File metadata and controls

58 lines (51 loc) · 3.33 KB

Clusterer is the entry point of ARC, WCA and Limbo. It parameterizes and standardizes all three of them, since they are effectively the same algorithm.

First, the Clusterer initializes a few data structures through the ClustererArguments inner class.

  • An Architecture is initialized with all the input information: input data, such as element dependencies and concern data. The ClustererArguments identifies whether concern data was input at all, for similarity measures ("clustering techniques") that do not take semantic information into consideration.
  • A StoppingCriterion is created with the decision algorithm of when to stop the clustering process.
  • A SerializationCriterion is created to handle serialization decisions, i.e. if/when to serialize during the clustering process.
  • The SimMeasure to be applied is identified. This is the only part of the clustering techniques that actually differs, and therefore is the critical argument for determining how the architecture is recovered.

The actual clustering process (computeArchitecture) initializes a SimilarityMatrix by feeding it the initialized Architecture object and the selected SimMeasure. The SimilarityMatrix will calculate the similarity value of every cluster pair and hold them in order.
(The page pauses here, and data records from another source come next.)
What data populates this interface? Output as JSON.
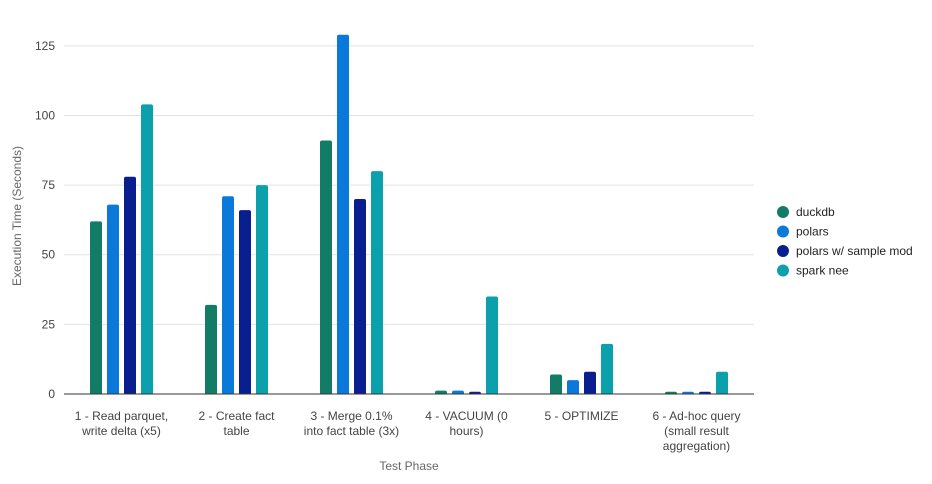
{
  "chart_data": {
    "type": "bar",
    "xlabel": "Test Phase",
    "ylabel": "Execution Time (Seconds)",
    "ylim": [
      0,
      135
    ],
    "yticks": [
      0,
      25,
      50,
      75,
      100,
      125
    ],
    "grid": true,
    "legend_position": "right",
    "categories": [
      [
        "1 - Read parquet,",
        "write delta (x5)"
      ],
      [
        "2 - Create fact",
        "table"
      ],
      [
        "3 - Merge 0.1%",
        "into fact table (3x)"
      ],
      [
        "4 - VACUUM (0",
        "hours)"
      ],
      [
        "5 - OPTIMIZE"
      ],
      [
        "6 - Ad-hoc query",
        "(small result",
        "aggregation)"
      ]
    ],
    "series": [
      {
        "name": "duckdb",
        "color": "#137c67",
        "values": [
          62,
          32,
          91,
          1.2,
          7,
          0.8
        ]
      },
      {
        "name": "polars",
        "color": "#0b79d9",
        "values": [
          68,
          71,
          129,
          1.2,
          5,
          0.8
        ]
      },
      {
        "name": "polars w/ sample mod",
        "color": "#0a1f8f",
        "values": [
          78,
          66,
          70,
          0.8,
          8,
          0.8
        ]
      },
      {
        "name": "spark nee",
        "color": "#0aa1ac",
        "values": [
          104,
          75,
          80,
          35,
          18,
          8
        ]
      }
    ]
  }
}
Here the algorithm enters a loop, predicated on the selected and parameterized StoppingCriterion. The highest-similarity cluster pair is requested from the SimilarityMatrix and is merged, with the Cluster constructor handling all the necessary merge actions depending on the selected similarity measure. Finally, the SimilarityMatrix is updated to reflect the clusters being merged. At this point, the SerializationCriterion is queried, and the Architecture is serialized if appropriate. Once the StoppingCriterion accuses the end of the process, the loop terminates and the resulting Architecture is returned.
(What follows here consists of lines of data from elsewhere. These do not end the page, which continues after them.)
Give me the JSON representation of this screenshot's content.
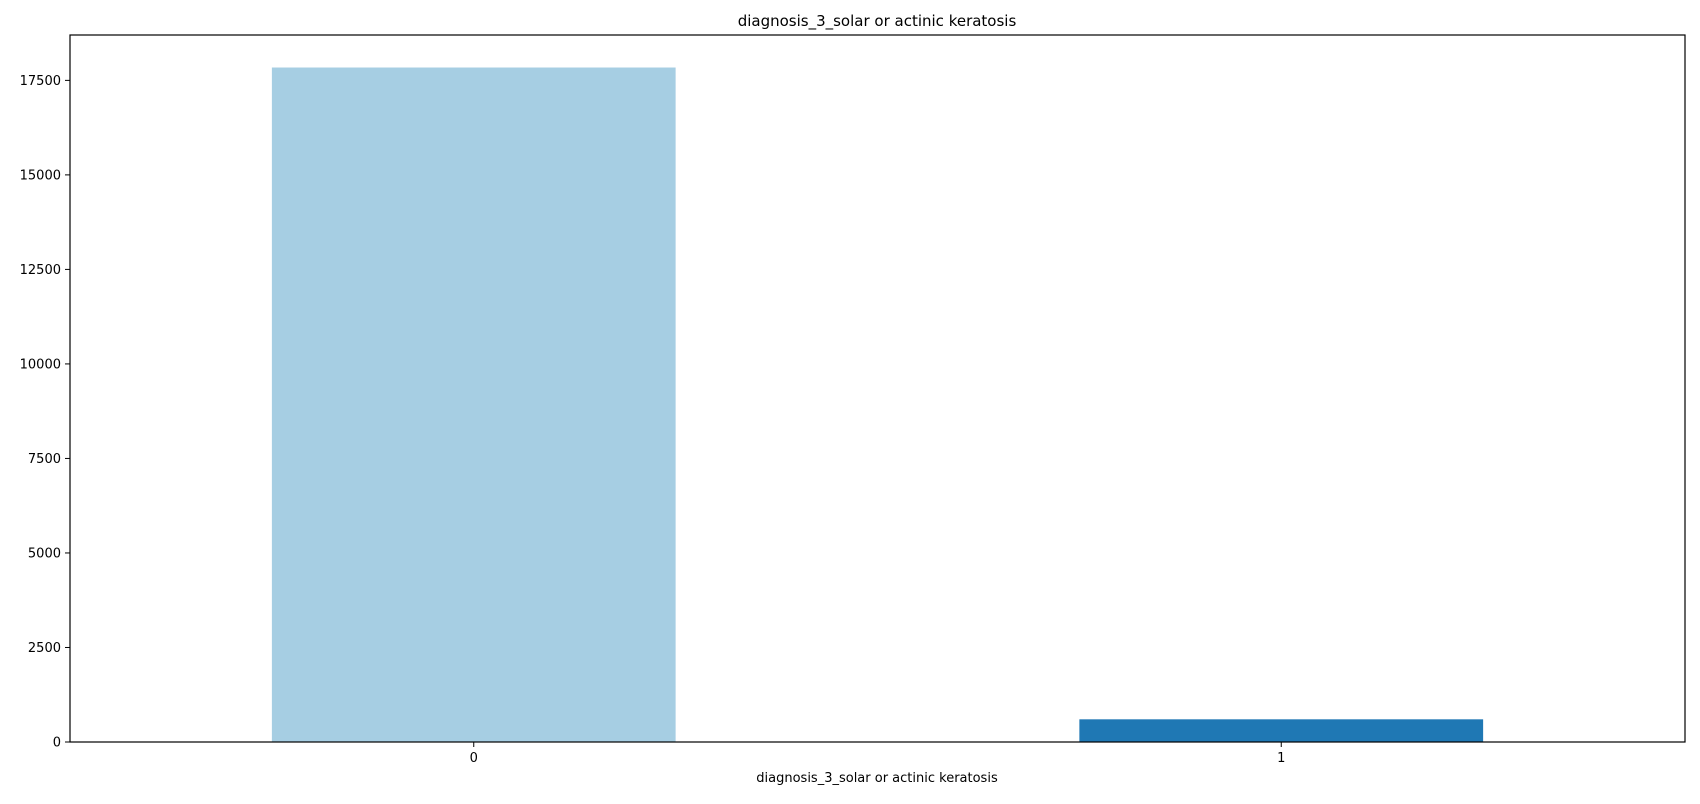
{
  "chart_data": {
    "type": "bar",
    "title": "diagnosis_3_solar or actinic keratosis",
    "xlabel": "diagnosis_3_solar or actinic keratosis",
    "ylabel": "",
    "categories": [
      "0",
      "1"
    ],
    "values": [
      17840,
      600
    ],
    "colors": [
      "#a6cee3",
      "#1f78b4"
    ],
    "ylim": [
      0,
      18700
    ],
    "yticks": [
      0,
      2500,
      5000,
      7500,
      10000,
      12500,
      15000,
      17500
    ],
    "grid": false,
    "legend": "none"
  }
}
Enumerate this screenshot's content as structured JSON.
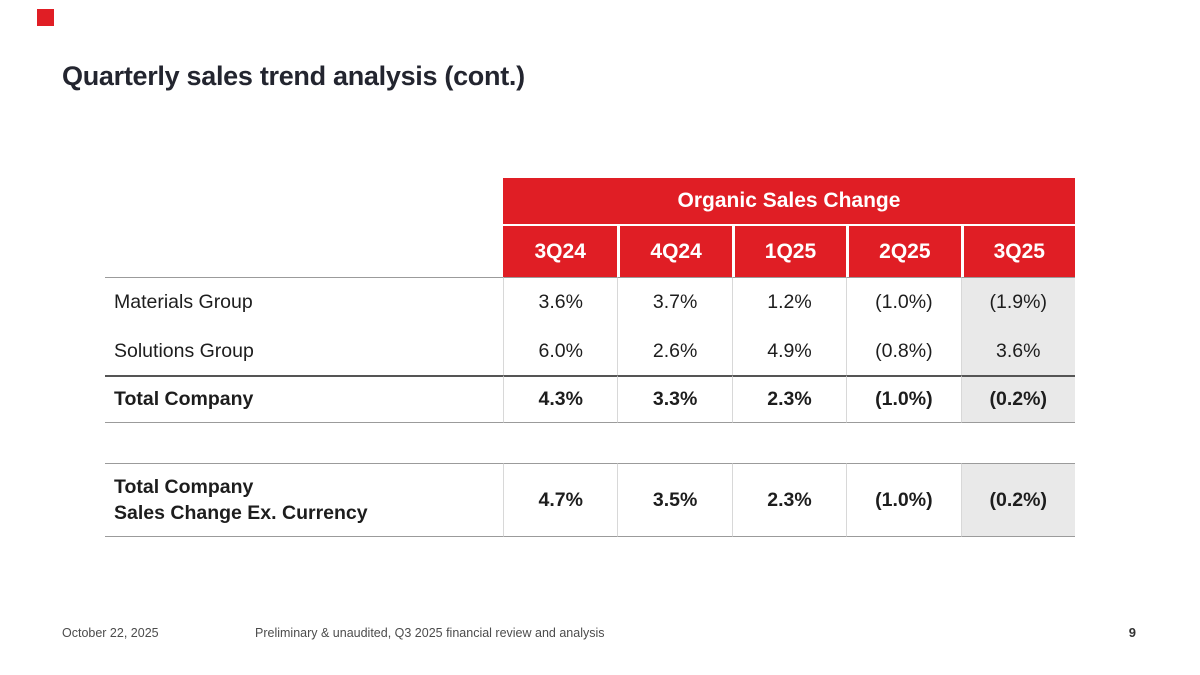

All single-step architecture recovery techniques based on a similarity value can be implemented with this algorithm:

  • New similarity measures can be implemented as SimMeasures, modifying the manner in which the SimilarityMatrix is calculated.
  • New StoppingCriteria are easy to implement.
  • Input handling is relegated to the Architecture object constructor, such that different input formats can have handlers implemented for them by extending the Architecture class. Processing and post-processing methods are made available for overriding, with the processing initialization being dedicated for structural data and the post-processing initialization being dedicated for (optional) semantic data.
  • The format of semantic data can be overriding by extending the Cluster class, such that new concern extraction methods can be implemented with minimal refactoring effort. If the semantic data is in the form of a feature vector, no changes are necessary: it suffices to create a parser to read them into the existing data structures.

Multistep architecture recovery techniques (that is, recovery techniques that involve the use of different similarity measures at different stages) are still not viable through this design. Hybrid architecture recovery techniques are viable by calculating the composing similarity measures and assigning them weights between 0..1 such that the sum of the weights is 1.